At the same time, there is new Handbook guidance on COCON and the Fit and Proper (FIT) section of the Handbook. The aim is to make it easier for firms to apply the rules consistently in circumstances where it can be tricky to determine whether non-financial misconduct has become a regulatory matter. In accordance with its goal to act proportionately, the FCA has dropped earlier proposals to collect wider diversity data.
Finally, another important development this year was the FCA’s decision to drop its proposals to widen the circumstances in which it could publish details of an enforcement investigation, including the name of the firm. The FCA had proposed that it move from publication in “exceptional circumstances” to a “public interest” test, but a huge amount of criticism led it to row back. Instead, the FCA limited itself to publishing such information in limited additional circumstances: where it is investigating suspected unauthorised financial services, or if the subject of the investigation has itself made the investigation public, or on an anonymised basis where desirable for education or encouraging compliance with rules. Since that development, we saw an Administrative Court decision in R (on the application of Claims Protection Agency) v FCA, in which the court refused a judicial review application challenging an FCA decision to announce that the claimant was under investigation. This decision might mean that the FCA could be somewhat bolder about making announcements of investigations, within the ambit of the limited rule changes.
What to expect in 2026
We will see developments in relation to many of the issues discussed above, and there seems little doubt that the dominant focus on evolving regulation to drive growth and innovation will continue, but for the regulators there is an ongoing need to balance priorities.
The PRA has recently published its insurance supervisory priorities for 2026. In relation to general insurance the PRA flags matters including (once again) concerns about optimistic underwriting assumptions in internal models; oversight of delegated authority underwriting; and operational resilience – the PRA says that senior managers and boards should routinely consider how strategic changes such as new products and IT upgrades affect resilience. The PRA also flags that 2026 will mark the implementation of its policy on solvent exit for insurers, who must prepare a Solvent Exit Analysis by 30 June 2026.

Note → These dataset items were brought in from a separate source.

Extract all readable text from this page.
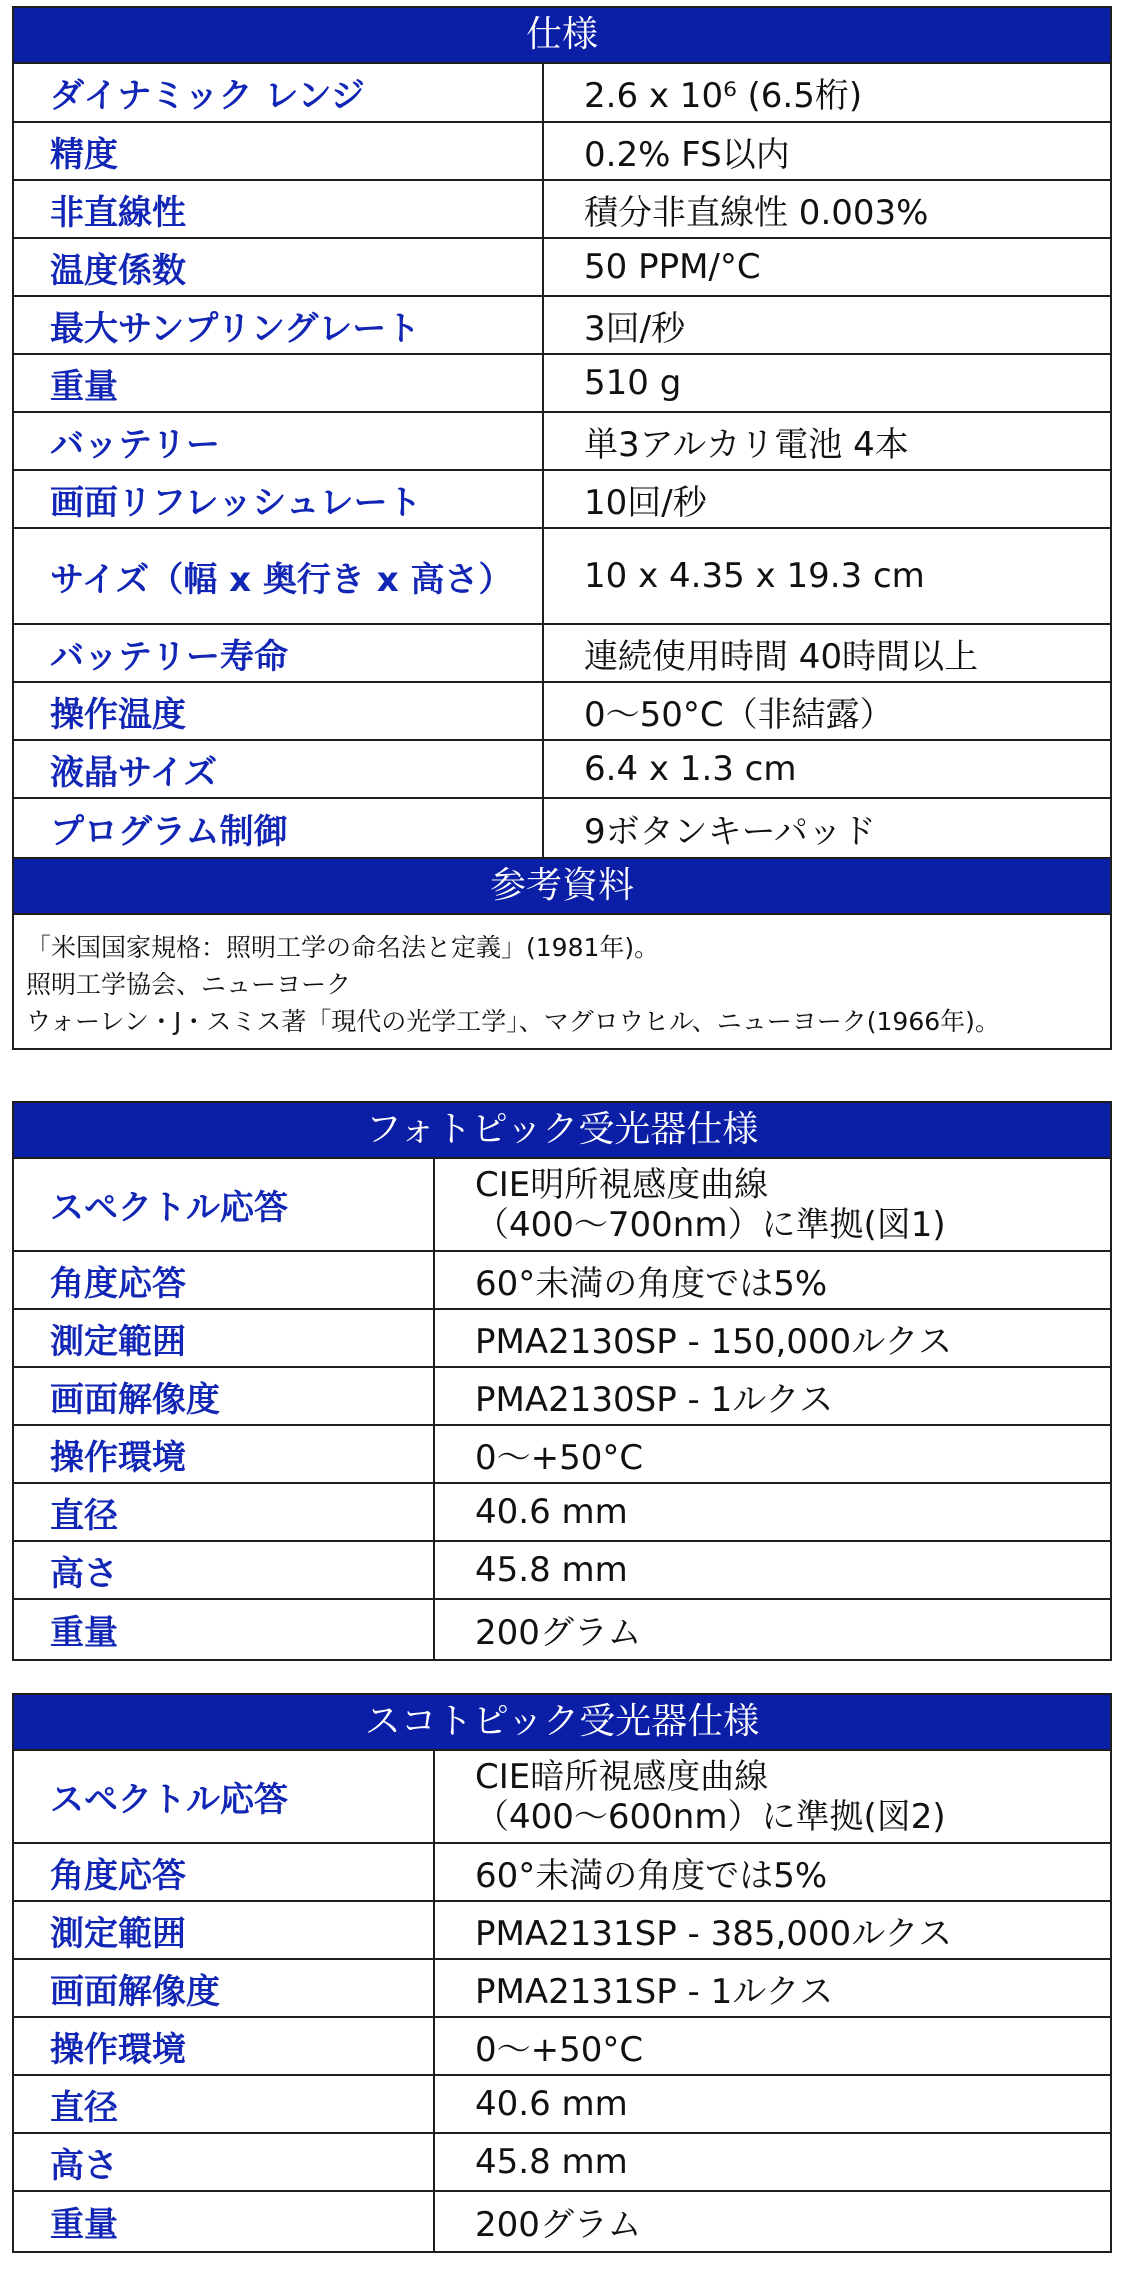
仕様
ダイナミック レンジ	2.6 x 10⁶ (6.5桁)
精度	0.2% FS以内
非直線性	積分非直線性 0.003%
温度係数	50 PPM/°C
最大サンプリングレート	3回/秒
重量	510 g
バッテリー	単3アルカリ電池 4本
画面リフレッシュレート	10回/秒
サイズ（幅 x 奥行き x 高さ）	10 x 4.35 x 19.3 cm
バッテリー寿命	連続使用時間 40時間以上
操作温度	0～50°C（非結露）
液晶サイズ	6.4 x 1.3 cm
プログラム制御	9ボタンキーパッド
参考資料
「米国国家規格：照明工学の命名法と定義」(1981年)。
照明工学協会、ニューヨーク
ウォーレン・J・スミス著「現代の光学工学」、マグロウヒル、ニューヨーク(1966年)。
フォトピック受光器仕様
スペクトル応答	CIE明所視感度曲線
（400～700nm）に準拠(図1)

角度応答	60°未満の角度では5%
測定範囲	PMA2130SP - 150,000ルクス
画面解像度	PMA2130SP - 1ルクス
操作環境	0～+50°C
直径	40.6 mm
高さ	45.8 mm
重量	200グラム
スコトピック受光器仕様
スペクトル応答	CIE暗所視感度曲線
（400～600nm）に準拠(図2)

角度応答	60°未満の角度では5%
測定範囲	PMA2131SP - 385,000ルクス
画面解像度	PMA2131SP - 1ルクス
操作環境	0～+50°C
直径	40.6 mm
高さ	45.8 mm
重量	200グラム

The regulators’ priorities indicate that, for the first time in many years, there is not a sole “headline” topic such as the SM&CR, Brexit, or the Consumer Duty. We hope this will give the regulators greater freedom to undertake more “business as usual” topics and, hopefully, to support greater innovation in the market.
Footnotes:
- See the HM Treasury Consultation Response, dated 15 July 2025, here. The PRA has indicated that it will consult on the new regime in the Summer of 2026 in time to launch in 2027.
- HM Treasury Consultation published 15 July 2025 and FCA consultation CP25/22: Modernising the Redress System. The FOS itself in addition published a policy statement on interest.
- For example from the House of Lords Financial Services Regulatory Committee.
- The FCA itself noted this view of Meg Hillier Chair of the House of Commons Treasury Select Committee, published in the Financial Times on 17 February 2025.
- Results of MS24/2 Premium Finance Market Study, Study update paper published July 2025.
- FCA publication Firms’ treatment of customers in vulnerable circumstances – review published 7 March 2025 and Delivering good outcomes for customers in vulnerable circumstances – good practice and areas for improvement dated 7 March 2025.